Ankle Arthritis – Everything You Need To Know – Dr. Nabil Ebraheim
The patient will have longstanding global pain that is inside the ankle. The patient will have antalgic gait with swelling of the ankle and decreased ankle motion. You want to check the sensation. Lack of sensation with Simmons–Weinstein 5.07 monofilament testing is important because insensate patients are poor candidates for ankle joint replacement. The patient will usually have a trial of nonsurgical treatment first.
- Anti-inflammatory medication
- Activity modification
- Ankle orthosis/bracing
· Single rocker sole shoe modification and custom Arizona brace. You may give the patient a cane.
With failed conservative treatment, the patient may need arthrodesis of the ankle, which is fusion of the ankle, or an ankle replacement. If you are going to do arthrodesis of the ankle, it will be arthrodesis of the tibiotalar joint. In ankle arthrodesis, the fixation can be done by multiple techniques. The whole idea is to obtain rigid fixation. You can use plates, screws, or combination of both.
How to you position arthrodesis?
· Neutral flexion
· The gastroc recession or TAL may be needed if we cannot achieve neutral dorsiflexion.
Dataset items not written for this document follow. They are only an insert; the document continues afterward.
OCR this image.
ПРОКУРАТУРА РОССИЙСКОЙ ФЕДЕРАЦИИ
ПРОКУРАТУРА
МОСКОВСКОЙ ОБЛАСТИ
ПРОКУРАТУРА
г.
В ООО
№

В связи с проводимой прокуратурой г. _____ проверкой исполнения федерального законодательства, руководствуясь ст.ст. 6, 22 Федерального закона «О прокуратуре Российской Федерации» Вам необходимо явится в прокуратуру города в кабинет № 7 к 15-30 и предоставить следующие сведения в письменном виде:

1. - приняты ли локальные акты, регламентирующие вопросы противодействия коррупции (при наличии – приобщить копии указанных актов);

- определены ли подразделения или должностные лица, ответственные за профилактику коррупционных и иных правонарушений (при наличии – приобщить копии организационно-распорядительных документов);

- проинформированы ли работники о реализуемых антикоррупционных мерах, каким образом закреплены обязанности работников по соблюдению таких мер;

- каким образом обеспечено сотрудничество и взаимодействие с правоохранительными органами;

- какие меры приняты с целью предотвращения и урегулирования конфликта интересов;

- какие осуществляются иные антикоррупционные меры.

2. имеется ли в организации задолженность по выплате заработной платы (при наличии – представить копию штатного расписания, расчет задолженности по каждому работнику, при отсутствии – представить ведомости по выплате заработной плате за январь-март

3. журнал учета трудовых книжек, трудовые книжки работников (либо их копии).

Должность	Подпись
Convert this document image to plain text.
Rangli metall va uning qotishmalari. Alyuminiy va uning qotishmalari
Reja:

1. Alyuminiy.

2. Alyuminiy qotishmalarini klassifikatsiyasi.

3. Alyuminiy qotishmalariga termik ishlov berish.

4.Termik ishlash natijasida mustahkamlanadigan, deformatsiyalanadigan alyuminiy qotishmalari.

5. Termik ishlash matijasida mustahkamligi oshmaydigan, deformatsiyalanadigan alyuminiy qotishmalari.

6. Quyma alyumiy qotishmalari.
From 0–5 hindfoot valgus when 5–10 external rotation of the foot.
· 80% will have difficulty on even ground.
· 75% will have difficulty with stairs.
If you find a person with an ankle fusion that when they walk, they have knee hyperextension when the heel comes off the ground during the stance phase, then that person’s ankle is fused and some plantar flexion. The plantar flexion position will create forced recurvatum of the knee. The ankle should be fused in neutral flexion. If the person has arthritis of the ankle joint and the subtalar joint, then you will do tibiocalcaneal arthrodesis. Some people elect to go for total ankle replacement.
What are the contraindications for total ankle replacement?
- Severe deformity
- Charcot joint
- Avascular necrosis of the talus
- Soft tissue compromise
- Active ankle infection
What is the relative contraindication for ankle joint replacement?
- Ligament instability
- Morbid obesity
When do you do distraction arthroplasty?
You do this in younger patients with some motion and less severe joint destruction.
Arthritis of the ankle can be osteoarthritis, posttraumatic arthritis, or inflammatory arthritis as rheumatoid arthritis or gout. Posttraumatic arthritis accounts for 80% of all ankle arthritis. The primary osteoarthritis is about 10% only. Pain with weightbearing, swelling, decreased range of motion compared to the other side, and you will be able to see the arthritis on the x-ray. Ankle arthrodesis will be done in younger patients with a high demand, or if the patient has comorbidities such as diabetes and obesity. 10 years after ankle arthrodesis, 50% of the patients will have subtalar arthritis. Some of the patients may get nonunion. Revision of the nonunion can lead to fusion in about 85%. A young, active worker is a contraindication to total ankle arthroplasty. You will do the arthrodesis and end-stage ankle arthritis and the union rate is about 90%. The arthrodesis gives us a reliable pain control but will also give us adjacent joint arthritis. The entire foot and the patient’s comorbidities must be evaluated to choose the proper surgical technique. Total ankle arthroplasty has superior gait mechanics compared to ankle arthrodesis. Ankle arthrodesis is done 6 times more than a total ankle replacement. If you have an elderly patient with no comorbidities and you want to do a motion preserving procedure, then this would be total ankle arthroplasty. Revision of total ankle occurs due to loosening of the implant or subsidence, especially in patients less than 55 years old. In a patient with rheumatoid arthritis with end-stage arthritis, total ankle may be a reasonable option. In older patients with low demand, you will give total ankle arthroplasty. In younger, active patients he will do a fusion. The total ankle arthroplasty is gaining a lot of popularity. For patients with nonunion, you need to evaluate for infection and metabolic bone disease. You may also need a CT scan. Preservation of the fibula can help the potential conversion to a total ankle at a later date. When you compare patient with an ankle prosthesis to a patient with thin ankle fusion, there is more complication rate and revision rate for a patient with total ankle and more increased wound complications for people with rheumatoid arthritis. If you are in doubt, use ankle arthrodesis.